Una misura a scadenza, quindi, destinata a funzionare da leva economica per accellerare il passaggio del sistema televisivo all’esclusiva trasmissione digitale, ma che comunque il portavoce dell’antitrust europeo Jonathan Todd in una recente comunicazione non ha dichiarato di considerare sufficiente per «eliminare le riserve espresse» nella lettera di messa in mora della legge 112/2004, riservandosi di valutare il testo della legge solo quando sarà effettivamente finalizzato.
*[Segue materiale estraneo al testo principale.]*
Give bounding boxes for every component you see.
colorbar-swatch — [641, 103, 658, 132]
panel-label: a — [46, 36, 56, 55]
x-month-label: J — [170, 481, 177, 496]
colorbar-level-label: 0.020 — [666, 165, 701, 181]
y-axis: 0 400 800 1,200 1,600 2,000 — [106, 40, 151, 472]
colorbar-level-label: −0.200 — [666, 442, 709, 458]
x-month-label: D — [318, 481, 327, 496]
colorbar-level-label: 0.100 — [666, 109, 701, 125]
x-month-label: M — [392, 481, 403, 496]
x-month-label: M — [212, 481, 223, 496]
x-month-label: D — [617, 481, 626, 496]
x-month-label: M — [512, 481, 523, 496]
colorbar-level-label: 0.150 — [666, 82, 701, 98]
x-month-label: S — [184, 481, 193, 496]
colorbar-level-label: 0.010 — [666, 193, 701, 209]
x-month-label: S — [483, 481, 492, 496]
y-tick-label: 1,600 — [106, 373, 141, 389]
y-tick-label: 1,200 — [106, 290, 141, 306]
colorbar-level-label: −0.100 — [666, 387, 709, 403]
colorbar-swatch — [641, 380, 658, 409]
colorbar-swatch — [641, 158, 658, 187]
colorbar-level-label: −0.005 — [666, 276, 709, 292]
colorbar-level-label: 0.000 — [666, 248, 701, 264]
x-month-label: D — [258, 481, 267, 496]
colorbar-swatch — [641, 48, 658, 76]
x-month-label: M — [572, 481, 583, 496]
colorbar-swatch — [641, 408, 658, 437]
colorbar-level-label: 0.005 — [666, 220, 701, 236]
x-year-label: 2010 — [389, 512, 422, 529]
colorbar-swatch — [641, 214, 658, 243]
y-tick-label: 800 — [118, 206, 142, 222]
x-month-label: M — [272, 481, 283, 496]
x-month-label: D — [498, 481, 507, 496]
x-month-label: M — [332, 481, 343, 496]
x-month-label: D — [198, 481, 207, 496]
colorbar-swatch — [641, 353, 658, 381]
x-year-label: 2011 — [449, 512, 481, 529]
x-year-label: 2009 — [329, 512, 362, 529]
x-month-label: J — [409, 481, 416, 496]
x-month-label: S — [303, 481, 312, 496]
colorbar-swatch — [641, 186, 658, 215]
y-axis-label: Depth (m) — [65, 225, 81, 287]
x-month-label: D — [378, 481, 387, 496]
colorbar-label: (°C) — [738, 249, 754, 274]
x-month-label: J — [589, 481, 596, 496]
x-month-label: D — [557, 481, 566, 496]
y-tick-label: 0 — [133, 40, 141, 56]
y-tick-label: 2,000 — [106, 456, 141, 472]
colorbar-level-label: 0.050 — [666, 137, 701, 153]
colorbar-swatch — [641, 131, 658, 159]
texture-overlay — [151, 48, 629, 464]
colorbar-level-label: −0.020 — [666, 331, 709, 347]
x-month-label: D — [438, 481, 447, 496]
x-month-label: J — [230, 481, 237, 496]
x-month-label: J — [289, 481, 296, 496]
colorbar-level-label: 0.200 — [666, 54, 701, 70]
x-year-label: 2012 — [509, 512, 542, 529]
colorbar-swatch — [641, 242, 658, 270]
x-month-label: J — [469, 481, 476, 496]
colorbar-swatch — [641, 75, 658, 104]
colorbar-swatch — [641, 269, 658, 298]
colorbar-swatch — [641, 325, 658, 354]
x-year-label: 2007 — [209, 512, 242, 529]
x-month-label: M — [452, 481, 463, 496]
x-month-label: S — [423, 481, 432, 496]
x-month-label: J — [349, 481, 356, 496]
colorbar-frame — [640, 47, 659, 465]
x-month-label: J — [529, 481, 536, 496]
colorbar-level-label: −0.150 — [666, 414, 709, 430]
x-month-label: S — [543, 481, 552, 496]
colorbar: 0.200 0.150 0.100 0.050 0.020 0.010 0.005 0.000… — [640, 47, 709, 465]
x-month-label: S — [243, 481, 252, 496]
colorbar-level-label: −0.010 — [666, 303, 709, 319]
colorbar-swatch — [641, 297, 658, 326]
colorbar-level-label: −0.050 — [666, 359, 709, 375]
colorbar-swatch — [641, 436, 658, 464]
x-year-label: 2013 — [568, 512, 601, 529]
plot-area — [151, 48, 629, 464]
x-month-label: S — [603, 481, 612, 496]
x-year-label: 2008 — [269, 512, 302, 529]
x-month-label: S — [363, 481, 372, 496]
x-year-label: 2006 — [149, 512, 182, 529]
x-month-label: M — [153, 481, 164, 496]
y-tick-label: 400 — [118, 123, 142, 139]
Il Ministro continua a difendere il contenuto del d.d.l; in una recente intervista ha dichiarato come la volontà di stabilire un tetto sia finalizzata ad «aprire il mercato tv creando più spazi alle risorse pubblicitarie e limitando la possibilità di posizioni dominanti», e risponde alle preoccupazioni destate dal fatto che «la concentrazione non è solo un problema di mercato, ma anche di pluralismo e libertà di informazione». Secondo Gentiloni, la determinazione di «soglie antitrust […] “ex ante”, cioè previste a priori, si giustificano in tutti i Paesi occidentali dove c’è una minaccia al pluralismo e alla libertà di espressione per un eccesso di concentrazioni. Ed è bene che in Italia ce ne siano per la tv così come ce ne sono per la carta stampata».
Intanto una ricerca effettuata sull’area di Cagliari ha evidenziato come la penetrazione delle tv digitale, comprendente tutte le piattaforme (terrestre, satellite e cavo), sia ora del 93,6%, di cui ben l’84,8% è costituito da ricevitori per la tv digitale terrestre. In Italia, il 50,2% delle famiglie e il 52,8% degli individui utilizzerebbe le tecnologie digitali per vedere la televisione: oltre 400 mila famiglie avrebbero scelto per la Tv su internet (IP-TV), 4 milioni sono abbonati a Sky e 4,3 milioni possono vedere la tv sul digitale terrestre (19,8%).
Sarebbero 11 milioni gli individui che possono avere accesso al DTT (22,1%), mentre si stima che 200 mila famiglie possiedano piu’ di un decoder, che porta il numero degli apparecchi a 4,5 milioni di unita’, mentre sono 3,2 milioni i decoder collegati alla televisione.